Bottom line: Baidu’s bitcoin advertising ban represents a more proactive stance that major Chinese firms are starting to take towards controversial business, as they seek to boost their images and avoid scandals.
Online search giant Baidu (Nasdaq: BIDU) rippled through the headlines last week with the relatively small news that it would no longer take advertising business from services that hosted trading in bitcoin and other virtual currencies. While seemingly minor on the surface, the move had larger significance due to the controversial nature of virtual currencies and Baidu’s decision to take action without government prodding or the threat of a scandal.
Such proactive moves are the norm among major western corporations, which realize that allowing controversial actions to take place in their businesses could harm consumers and ultimately their reputation. Such actions are hardly a product of selflessness, but rather comes from a desire to earn public trust, which ultimately helps business.
By comparison, major Chinese companies often seem more interested in making as much money as possible, and seldom try to avoid practices that could harm their reputations and ultimately their business. Instead, Chinese companies mostly take action only when confronted with a crisis, a practice that may be slowly changing as they start to mature and realize the importance of being responsible corporate citizens.

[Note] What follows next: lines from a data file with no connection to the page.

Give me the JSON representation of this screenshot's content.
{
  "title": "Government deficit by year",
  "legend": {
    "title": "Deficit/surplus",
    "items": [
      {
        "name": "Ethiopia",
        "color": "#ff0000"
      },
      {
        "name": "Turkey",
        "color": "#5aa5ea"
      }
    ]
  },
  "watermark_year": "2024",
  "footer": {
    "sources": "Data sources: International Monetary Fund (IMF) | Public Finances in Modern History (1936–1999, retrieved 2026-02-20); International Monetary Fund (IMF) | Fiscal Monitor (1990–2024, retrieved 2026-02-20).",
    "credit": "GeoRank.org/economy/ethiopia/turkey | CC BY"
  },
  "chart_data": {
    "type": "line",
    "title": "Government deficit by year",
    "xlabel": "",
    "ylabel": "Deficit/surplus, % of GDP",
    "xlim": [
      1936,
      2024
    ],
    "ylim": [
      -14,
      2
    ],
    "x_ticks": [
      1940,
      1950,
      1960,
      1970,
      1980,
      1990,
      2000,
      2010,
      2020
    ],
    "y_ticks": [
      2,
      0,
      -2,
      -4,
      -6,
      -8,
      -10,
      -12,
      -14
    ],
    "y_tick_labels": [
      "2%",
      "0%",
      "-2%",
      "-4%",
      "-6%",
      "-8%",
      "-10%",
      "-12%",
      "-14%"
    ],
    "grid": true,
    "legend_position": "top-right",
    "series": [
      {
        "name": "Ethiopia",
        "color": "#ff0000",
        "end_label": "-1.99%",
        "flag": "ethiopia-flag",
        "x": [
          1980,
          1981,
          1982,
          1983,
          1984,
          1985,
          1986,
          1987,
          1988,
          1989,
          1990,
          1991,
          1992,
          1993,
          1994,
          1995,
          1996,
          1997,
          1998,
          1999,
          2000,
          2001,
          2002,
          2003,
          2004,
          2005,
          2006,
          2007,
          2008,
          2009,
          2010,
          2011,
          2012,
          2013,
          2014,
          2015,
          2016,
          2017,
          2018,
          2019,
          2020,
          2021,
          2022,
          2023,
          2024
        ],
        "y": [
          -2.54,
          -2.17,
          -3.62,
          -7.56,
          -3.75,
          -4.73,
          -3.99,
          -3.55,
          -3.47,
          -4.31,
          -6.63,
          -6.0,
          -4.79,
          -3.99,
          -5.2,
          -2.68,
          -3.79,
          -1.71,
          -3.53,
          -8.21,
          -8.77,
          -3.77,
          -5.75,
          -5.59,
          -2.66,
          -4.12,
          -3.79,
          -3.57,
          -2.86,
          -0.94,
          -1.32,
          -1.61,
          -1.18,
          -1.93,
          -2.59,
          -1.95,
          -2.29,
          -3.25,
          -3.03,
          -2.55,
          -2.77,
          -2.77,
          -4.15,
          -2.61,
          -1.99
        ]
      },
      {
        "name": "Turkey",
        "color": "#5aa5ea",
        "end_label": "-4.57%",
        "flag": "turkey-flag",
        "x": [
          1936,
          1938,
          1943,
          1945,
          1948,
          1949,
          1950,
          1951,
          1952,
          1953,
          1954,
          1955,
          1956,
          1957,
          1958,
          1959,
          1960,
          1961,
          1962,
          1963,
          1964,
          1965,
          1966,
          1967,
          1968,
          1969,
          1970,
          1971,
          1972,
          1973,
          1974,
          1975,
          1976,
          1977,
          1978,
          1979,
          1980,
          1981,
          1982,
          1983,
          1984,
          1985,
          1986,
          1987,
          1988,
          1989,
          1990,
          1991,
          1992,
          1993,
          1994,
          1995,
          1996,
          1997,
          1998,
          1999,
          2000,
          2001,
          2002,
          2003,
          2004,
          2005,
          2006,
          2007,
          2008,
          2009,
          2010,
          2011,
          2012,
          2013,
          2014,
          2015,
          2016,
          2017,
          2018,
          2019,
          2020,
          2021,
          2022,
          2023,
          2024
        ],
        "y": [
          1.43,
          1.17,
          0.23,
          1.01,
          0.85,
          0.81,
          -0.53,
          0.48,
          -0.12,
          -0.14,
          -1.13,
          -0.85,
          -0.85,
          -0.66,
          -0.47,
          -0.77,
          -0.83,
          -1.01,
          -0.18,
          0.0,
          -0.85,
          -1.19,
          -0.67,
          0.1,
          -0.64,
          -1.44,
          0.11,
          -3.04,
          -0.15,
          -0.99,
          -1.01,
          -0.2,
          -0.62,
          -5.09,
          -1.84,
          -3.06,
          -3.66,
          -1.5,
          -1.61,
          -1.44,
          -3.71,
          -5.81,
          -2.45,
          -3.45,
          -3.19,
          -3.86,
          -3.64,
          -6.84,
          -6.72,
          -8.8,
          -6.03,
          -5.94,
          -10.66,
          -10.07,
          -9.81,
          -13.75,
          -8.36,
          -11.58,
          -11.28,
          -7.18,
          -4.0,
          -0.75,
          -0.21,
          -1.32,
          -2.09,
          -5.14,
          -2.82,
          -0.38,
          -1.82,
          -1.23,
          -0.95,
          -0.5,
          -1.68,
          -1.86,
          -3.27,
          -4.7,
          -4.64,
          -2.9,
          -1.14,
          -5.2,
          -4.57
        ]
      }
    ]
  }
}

Baidu’s ban on advertising by virtual currency traders on its sites reflects this emerging trend, sending a message that it believes such services are dangerous for consumers and it won’t help to promote them. Such services are controversial due to the highly speculative trading they promote, which can result in huge losses to unsophisticated users. Such sites can also be hotbeds of fraud, reflected by past cases of companies that went bankrupt or abruptly closed, piling big losses on their users.

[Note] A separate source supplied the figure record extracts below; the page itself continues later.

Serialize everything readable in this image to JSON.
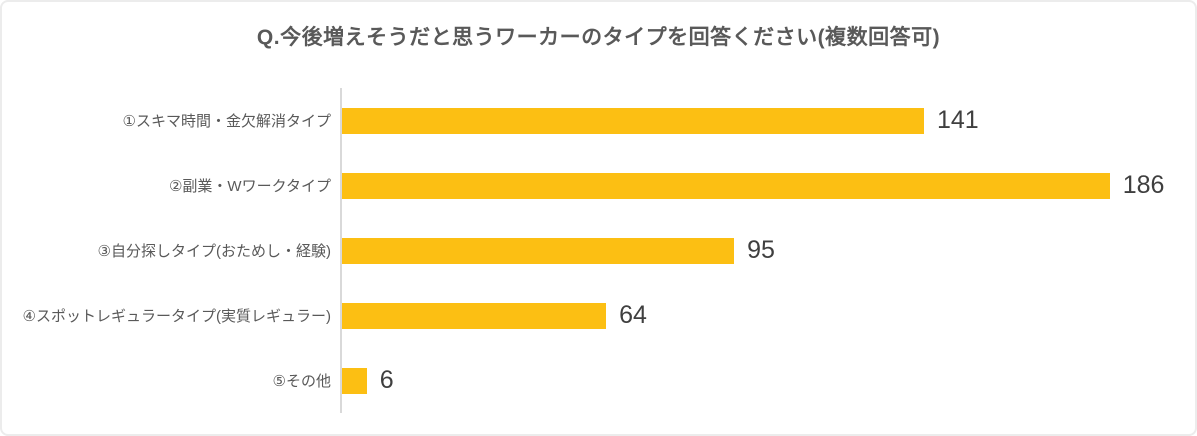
{
  "title": "Q.今後増えそうだと思うワーカーのタイプを回答ください(複数回答可)",
  "chart_data": {
    "type": "bar",
    "orientation": "horizontal",
    "title": "Q.今後増えそうだと思うワーカーのタイプを回答ください(複数回答可)",
    "categories": [
      "①スキマ時間・金欠解消タイプ",
      "②副業・Wワークタイプ",
      "③自分探しタイプ(おためし・経験)",
      "④スポットレギュラータイプ(実質レギュラー)",
      "⑤その他"
    ],
    "values": [
      141,
      186,
      95,
      64,
      6
    ],
    "data_labels": [
      "141",
      "186",
      "95",
      "64",
      "6"
    ],
    "xlabel": "",
    "ylabel": "",
    "xlim": [
      0,
      186
    ],
    "grid": false,
    "legend": false
  },
  "colors": {
    "bar": "#fcbf13",
    "axis_line": "#d9d9d9",
    "title_text": "#595959",
    "category_text": "#595959",
    "value_text": "#3f3f3f",
    "background": "#ffffff",
    "frame_border": "#ececec"
  }
}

Baidu didn’t make any formal announcement last week, but instead its removal of bitcoin advertisements was revealed by 2 trading services that were told their business would no longer be accepted by the search giant as of last Thursday. (English article; Chinese article)

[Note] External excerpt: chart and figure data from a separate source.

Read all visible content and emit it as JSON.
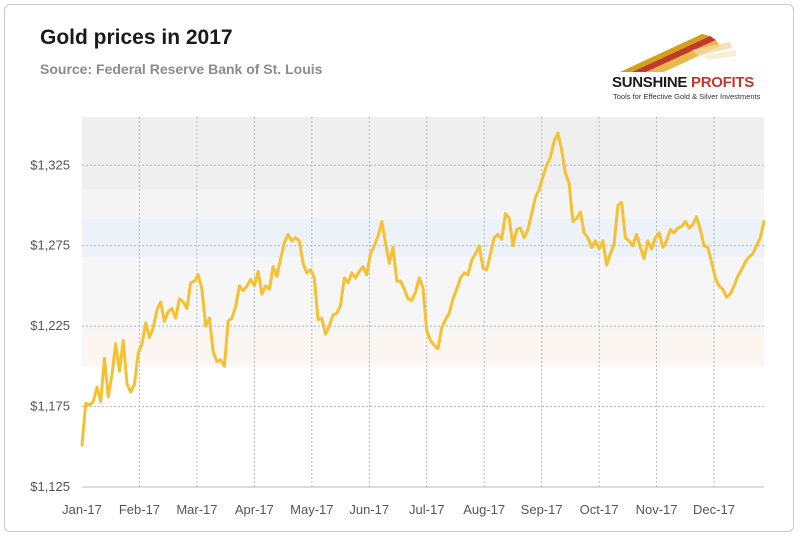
{
  "chart_data": {
    "type": "line",
    "title": "Gold prices in 2017",
    "subtitle": "Source: Federal Reserve Bank of St. Louis",
    "xlabel": "",
    "ylabel": "",
    "ylim": [
      1125,
      1355
    ],
    "y_ticks": [
      1125,
      1175,
      1225,
      1275,
      1325
    ],
    "y_tick_labels": [
      "$1,125",
      "$1,175",
      "$1,225",
      "$1,275",
      "$1,325"
    ],
    "x_tick_labels": [
      "Jan-17",
      "Feb-17",
      "Mar-17",
      "Apr-17",
      "May-17",
      "Jun-17",
      "Jul-17",
      "Aug-17",
      "Sep-17",
      "Oct-17",
      "Nov-17",
      "Dec-17"
    ],
    "grid": true,
    "series_color": "#f5c132",
    "values": [
      1151,
      1177,
      1176,
      1178,
      1187,
      1178,
      1205,
      1181,
      1195,
      1214,
      1197,
      1216,
      1189,
      1184,
      1189,
      1208,
      1214,
      1227,
      1218,
      1224,
      1235,
      1240,
      1228,
      1234,
      1236,
      1230,
      1242,
      1240,
      1236,
      1252,
      1253,
      1257,
      1248,
      1225,
      1230,
      1209,
      1203,
      1204,
      1200,
      1228,
      1230,
      1237,
      1250,
      1247,
      1250,
      1254,
      1250,
      1259,
      1245,
      1250,
      1248,
      1262,
      1256,
      1267,
      1277,
      1282,
      1278,
      1280,
      1278,
      1264,
      1258,
      1260,
      1255,
      1229,
      1230,
      1220,
      1225,
      1232,
      1233,
      1238,
      1255,
      1252,
      1258,
      1255,
      1259,
      1262,
      1257,
      1270,
      1275,
      1281,
      1290,
      1277,
      1264,
      1274,
      1253,
      1253,
      1248,
      1242,
      1241,
      1246,
      1255,
      1249,
      1222,
      1216,
      1213,
      1211,
      1224,
      1229,
      1233,
      1242,
      1248,
      1255,
      1258,
      1257,
      1266,
      1270,
      1275,
      1261,
      1260,
      1270,
      1280,
      1282,
      1279,
      1295,
      1292,
      1275,
      1285,
      1286,
      1280,
      1285,
      1295,
      1305,
      1310,
      1318,
      1325,
      1330,
      1340,
      1345,
      1335,
      1320,
      1314,
      1290,
      1292,
      1296,
      1283,
      1280,
      1274,
      1278,
      1273,
      1278,
      1263,
      1270,
      1276,
      1300,
      1302,
      1280,
      1278,
      1275,
      1282,
      1274,
      1267,
      1278,
      1273,
      1280,
      1283,
      1274,
      1278,
      1285,
      1283,
      1286,
      1287,
      1290,
      1286,
      1288,
      1293,
      1285,
      1275,
      1274,
      1265,
      1255,
      1250,
      1248,
      1243,
      1245,
      1250,
      1256,
      1260,
      1265,
      1268,
      1270,
      1275,
      1280,
      1290
    ]
  },
  "logo": {
    "name_main": "SUNSHINE",
    "name_accent": "PROFITS",
    "tagline": "Tools for Effective Gold & Silver Investments"
  }
}
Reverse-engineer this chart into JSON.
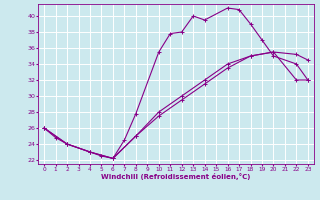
{
  "xlabel": "Windchill (Refroidissement éolien,°C)",
  "bg_color": "#cce9ee",
  "grid_color": "#ffffff",
  "line_color": "#880088",
  "xlim": [
    -0.5,
    23.5
  ],
  "ylim": [
    21.5,
    41.5
  ],
  "xticks": [
    0,
    1,
    2,
    3,
    4,
    5,
    6,
    7,
    8,
    9,
    10,
    11,
    12,
    13,
    14,
    15,
    16,
    17,
    18,
    19,
    20,
    21,
    22,
    23
  ],
  "yticks": [
    22,
    24,
    26,
    28,
    30,
    32,
    34,
    36,
    38,
    40
  ],
  "curve1_x": [
    0,
    1,
    2,
    4,
    5,
    6,
    7,
    8,
    10,
    11,
    12,
    13,
    14,
    16,
    17,
    18,
    19,
    20,
    22,
    23
  ],
  "curve1_y": [
    26.0,
    24.8,
    24.0,
    23.0,
    22.5,
    22.2,
    24.5,
    27.8,
    35.5,
    37.8,
    38.0,
    40.0,
    39.5,
    41.0,
    40.8,
    39.0,
    37.0,
    35.0,
    34.0,
    32.0
  ],
  "curve2_x": [
    0,
    2,
    4,
    6,
    8,
    10,
    12,
    14,
    16,
    18,
    20,
    22,
    23
  ],
  "curve2_y": [
    26.0,
    24.0,
    23.0,
    22.2,
    25.0,
    27.5,
    29.5,
    31.5,
    33.5,
    35.0,
    35.5,
    35.2,
    34.5
  ],
  "curve3_x": [
    0,
    2,
    4,
    6,
    8,
    10,
    12,
    14,
    16,
    18,
    20,
    22,
    23
  ],
  "curve3_y": [
    26.0,
    24.0,
    23.0,
    22.2,
    25.0,
    28.0,
    30.0,
    32.0,
    34.0,
    35.0,
    35.5,
    32.0,
    32.0
  ]
}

Observers pointed out that China accounts for more than 90 percent of global bitcoin trade, and that the nation’s central bank has said in the past that bitcoin is not a “real” currency. Those facts may be prompting Baidu to steer clear of the matter, since controversy involving the currency could affect millions or even billions of dollars in transactions and bring Baidu into conflict with regulators.
In the past, Baidu has been prime example of more reactionary types behavior that are far more typical of major Chinese corporations.
Most recently it landed at the center of a scandal that damaged its reputation and caused a clash with regulators, after media disclosed the company was hosting advertisements linked to illegal online gambling sites. (previous post) Baidu has also come under repeated fire over the years from its popular peer-to-peer (P2P) music swapping service that was rife with trading in pirated songs. That service, and Baidu’s refusal to remove it, led to a number of high-profile legal clashes with copyright holders.
But the most damaging blow came earlier this year, when Baidu became engulfed in a major scandal involving a young cancer patient who drew attention to the search engine’s misleading advertising practices. The patient, Wang Zexi, later died of his disease, but not before criticizing Baidu for giving top rankings in its search results to clients who paid the most for such placement, even though that practice was never clearly disclosed.
Baidu later was forced to reform its practices to be more transparent, a shift that ultimately cost it 15-20 percent of its revenue and sent it stock skidding. (previous post)
Baidu was hardly alone in such reactive behavior. Another major scandal erupted last year around e-commerce giant Alibaba (NYSE: BABA), after a government report found a huge volume of trafficking in pirated goods on its popular Taobao marketplace, a problem that Alibaba almost certainly knew of beforehand. That scandal also badly damaged Alibaba’s stock and reputation, though the company has taken aggressive steps since then to try and repair its image.
Some might argue that Baidu’s latest ban of bitcoin advertising is the result of lessons learned from the recent scandals, and that therefore it’s purely a move in its own self-interest. But regardless of motivations, the company should be commended for taking a step that will protect both consumers and its own reputation, and others should be encouraged to take a similar more proactive stance towards practices with strong potential to generate controversy.